George Ritzer: Bir yandan turizmin çeşitli şekillerde büyük ölçüde McDonaldlaşmış olduğunu düşünüyorum. Öte yandan Barselona veya Venedik gibi turistik yerlerde McDisneyleşme fenomeni gözlemleniyor. Ziyadesiyle-ya da en azından bir dereceye kadar- rasyonelleştirilmiş simülasyonlar haline geldiler. Bir çeşit doğal tema parkına dönüştürülmüşler.

V.A: Vatandaşlar olarak bu konuda ne yapabiliriz?

G.R: Yapabileceğiniz pek bir şey yok.

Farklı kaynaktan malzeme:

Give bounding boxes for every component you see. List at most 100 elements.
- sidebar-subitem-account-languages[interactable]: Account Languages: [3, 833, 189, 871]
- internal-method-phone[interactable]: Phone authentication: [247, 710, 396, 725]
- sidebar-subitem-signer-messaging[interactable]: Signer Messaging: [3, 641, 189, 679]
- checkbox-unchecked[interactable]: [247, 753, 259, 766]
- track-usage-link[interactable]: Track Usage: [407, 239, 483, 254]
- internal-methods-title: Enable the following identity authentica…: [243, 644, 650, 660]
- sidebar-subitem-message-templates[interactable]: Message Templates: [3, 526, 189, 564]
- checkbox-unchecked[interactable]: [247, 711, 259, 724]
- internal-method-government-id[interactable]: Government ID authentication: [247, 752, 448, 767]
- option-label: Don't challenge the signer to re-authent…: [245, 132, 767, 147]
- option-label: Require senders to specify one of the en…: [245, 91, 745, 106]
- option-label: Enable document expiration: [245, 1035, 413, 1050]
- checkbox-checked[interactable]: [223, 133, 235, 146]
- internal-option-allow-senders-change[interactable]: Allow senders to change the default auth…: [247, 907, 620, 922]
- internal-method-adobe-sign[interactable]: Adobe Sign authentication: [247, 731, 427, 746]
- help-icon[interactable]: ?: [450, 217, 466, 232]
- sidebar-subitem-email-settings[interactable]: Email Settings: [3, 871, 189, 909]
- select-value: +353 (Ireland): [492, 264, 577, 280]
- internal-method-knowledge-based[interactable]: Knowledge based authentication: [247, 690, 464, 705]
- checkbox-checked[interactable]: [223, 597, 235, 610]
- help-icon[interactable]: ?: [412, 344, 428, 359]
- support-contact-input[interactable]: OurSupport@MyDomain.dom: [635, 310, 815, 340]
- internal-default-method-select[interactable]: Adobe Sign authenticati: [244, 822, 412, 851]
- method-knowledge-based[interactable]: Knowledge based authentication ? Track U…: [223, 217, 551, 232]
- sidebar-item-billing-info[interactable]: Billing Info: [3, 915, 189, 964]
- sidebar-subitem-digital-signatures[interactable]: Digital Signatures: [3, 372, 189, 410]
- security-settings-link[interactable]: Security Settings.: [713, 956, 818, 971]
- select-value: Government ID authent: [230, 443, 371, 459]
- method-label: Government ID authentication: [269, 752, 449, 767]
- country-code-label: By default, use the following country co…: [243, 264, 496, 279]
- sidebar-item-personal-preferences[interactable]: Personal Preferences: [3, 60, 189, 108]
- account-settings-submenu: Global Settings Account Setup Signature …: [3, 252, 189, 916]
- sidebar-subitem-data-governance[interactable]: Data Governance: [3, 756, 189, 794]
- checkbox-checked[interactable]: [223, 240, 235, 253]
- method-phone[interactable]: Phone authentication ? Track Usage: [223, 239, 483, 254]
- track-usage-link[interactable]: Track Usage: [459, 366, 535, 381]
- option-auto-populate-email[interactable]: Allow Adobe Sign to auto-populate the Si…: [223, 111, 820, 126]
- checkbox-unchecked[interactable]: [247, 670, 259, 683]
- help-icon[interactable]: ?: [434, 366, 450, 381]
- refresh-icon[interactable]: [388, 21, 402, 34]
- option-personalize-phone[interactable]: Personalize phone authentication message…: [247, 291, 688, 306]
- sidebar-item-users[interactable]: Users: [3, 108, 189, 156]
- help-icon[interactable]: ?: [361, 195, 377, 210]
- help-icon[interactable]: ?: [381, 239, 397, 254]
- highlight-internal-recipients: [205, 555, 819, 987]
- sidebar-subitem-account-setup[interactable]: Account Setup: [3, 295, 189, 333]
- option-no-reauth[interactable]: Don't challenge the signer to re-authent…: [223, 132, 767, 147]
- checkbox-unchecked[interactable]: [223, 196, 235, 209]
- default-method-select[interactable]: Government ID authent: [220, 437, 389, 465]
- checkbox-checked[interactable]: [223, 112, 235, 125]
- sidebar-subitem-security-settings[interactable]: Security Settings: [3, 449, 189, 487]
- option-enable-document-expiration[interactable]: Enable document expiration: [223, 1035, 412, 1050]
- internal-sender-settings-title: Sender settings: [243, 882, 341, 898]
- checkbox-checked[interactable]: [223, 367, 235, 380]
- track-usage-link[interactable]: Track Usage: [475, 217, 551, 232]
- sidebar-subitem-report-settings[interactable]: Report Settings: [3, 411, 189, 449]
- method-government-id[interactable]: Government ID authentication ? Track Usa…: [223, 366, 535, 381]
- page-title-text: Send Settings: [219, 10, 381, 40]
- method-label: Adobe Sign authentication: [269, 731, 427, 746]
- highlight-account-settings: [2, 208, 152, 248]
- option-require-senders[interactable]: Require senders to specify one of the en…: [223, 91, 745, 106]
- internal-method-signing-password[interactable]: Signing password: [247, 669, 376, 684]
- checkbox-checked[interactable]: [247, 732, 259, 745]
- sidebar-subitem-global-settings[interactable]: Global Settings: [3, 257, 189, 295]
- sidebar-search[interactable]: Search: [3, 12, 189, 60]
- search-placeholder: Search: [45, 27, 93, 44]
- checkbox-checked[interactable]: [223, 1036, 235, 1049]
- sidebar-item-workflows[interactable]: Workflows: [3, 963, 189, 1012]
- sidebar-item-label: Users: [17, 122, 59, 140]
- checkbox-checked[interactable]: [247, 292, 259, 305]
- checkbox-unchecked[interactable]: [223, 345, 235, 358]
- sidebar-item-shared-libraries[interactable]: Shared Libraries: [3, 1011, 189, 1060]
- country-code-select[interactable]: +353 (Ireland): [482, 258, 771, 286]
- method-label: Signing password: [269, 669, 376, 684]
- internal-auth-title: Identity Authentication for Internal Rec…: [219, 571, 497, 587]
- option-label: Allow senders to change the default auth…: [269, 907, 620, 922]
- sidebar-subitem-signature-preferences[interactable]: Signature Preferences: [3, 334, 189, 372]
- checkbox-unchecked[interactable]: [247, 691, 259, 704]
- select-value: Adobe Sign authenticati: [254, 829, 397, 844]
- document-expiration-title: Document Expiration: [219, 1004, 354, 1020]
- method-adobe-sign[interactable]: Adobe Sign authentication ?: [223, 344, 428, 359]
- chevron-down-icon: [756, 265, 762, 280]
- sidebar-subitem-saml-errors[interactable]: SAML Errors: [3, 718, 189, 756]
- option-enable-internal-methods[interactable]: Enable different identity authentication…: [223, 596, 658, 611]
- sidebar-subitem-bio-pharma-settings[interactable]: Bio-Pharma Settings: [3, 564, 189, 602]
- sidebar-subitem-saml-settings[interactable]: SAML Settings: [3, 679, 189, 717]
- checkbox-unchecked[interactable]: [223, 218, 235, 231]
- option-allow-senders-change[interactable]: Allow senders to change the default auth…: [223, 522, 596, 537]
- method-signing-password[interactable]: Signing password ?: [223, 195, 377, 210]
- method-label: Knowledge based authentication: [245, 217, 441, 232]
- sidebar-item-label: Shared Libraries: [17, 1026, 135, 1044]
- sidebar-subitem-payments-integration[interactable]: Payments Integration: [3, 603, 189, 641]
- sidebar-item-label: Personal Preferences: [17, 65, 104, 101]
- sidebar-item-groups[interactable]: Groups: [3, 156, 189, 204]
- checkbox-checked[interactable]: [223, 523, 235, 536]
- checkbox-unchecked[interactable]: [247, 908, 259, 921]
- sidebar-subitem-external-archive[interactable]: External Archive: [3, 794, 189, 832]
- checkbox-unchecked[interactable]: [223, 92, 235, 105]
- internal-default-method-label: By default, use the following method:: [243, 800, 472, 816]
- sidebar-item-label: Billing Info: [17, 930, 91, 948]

Çelişki, dünyadaki en popüler turistik merkezlerden uzak durmanız gerektiği kısmında yatıyor çünkü içinde yer aldıkları şehirler tarafından rasyonalize edilmişlerdir. Bu sebeple, kendi başınıza rasyonelleştirilmemiş deneyimlerin izini sürmelisiniz. Onları bulabilirsiniz. Fakat bunu geçmiş ile kıyaslıyorum; [geçmişte] rasyonelleştirilmemiş bir deneyim bulmak oldukça kolaydı. Benim için Avrupa’da alışılmadık/bilinmeyen ve rasyonelleştirilmemiş yerler bulmak artık gittikçe zorlaşıyor.  

V.A: Gerçekten soruna eğilen ve bunu iyi bir şekilde yapan bir belediye meclisi ya da hükümet örneği biliyor musunuz?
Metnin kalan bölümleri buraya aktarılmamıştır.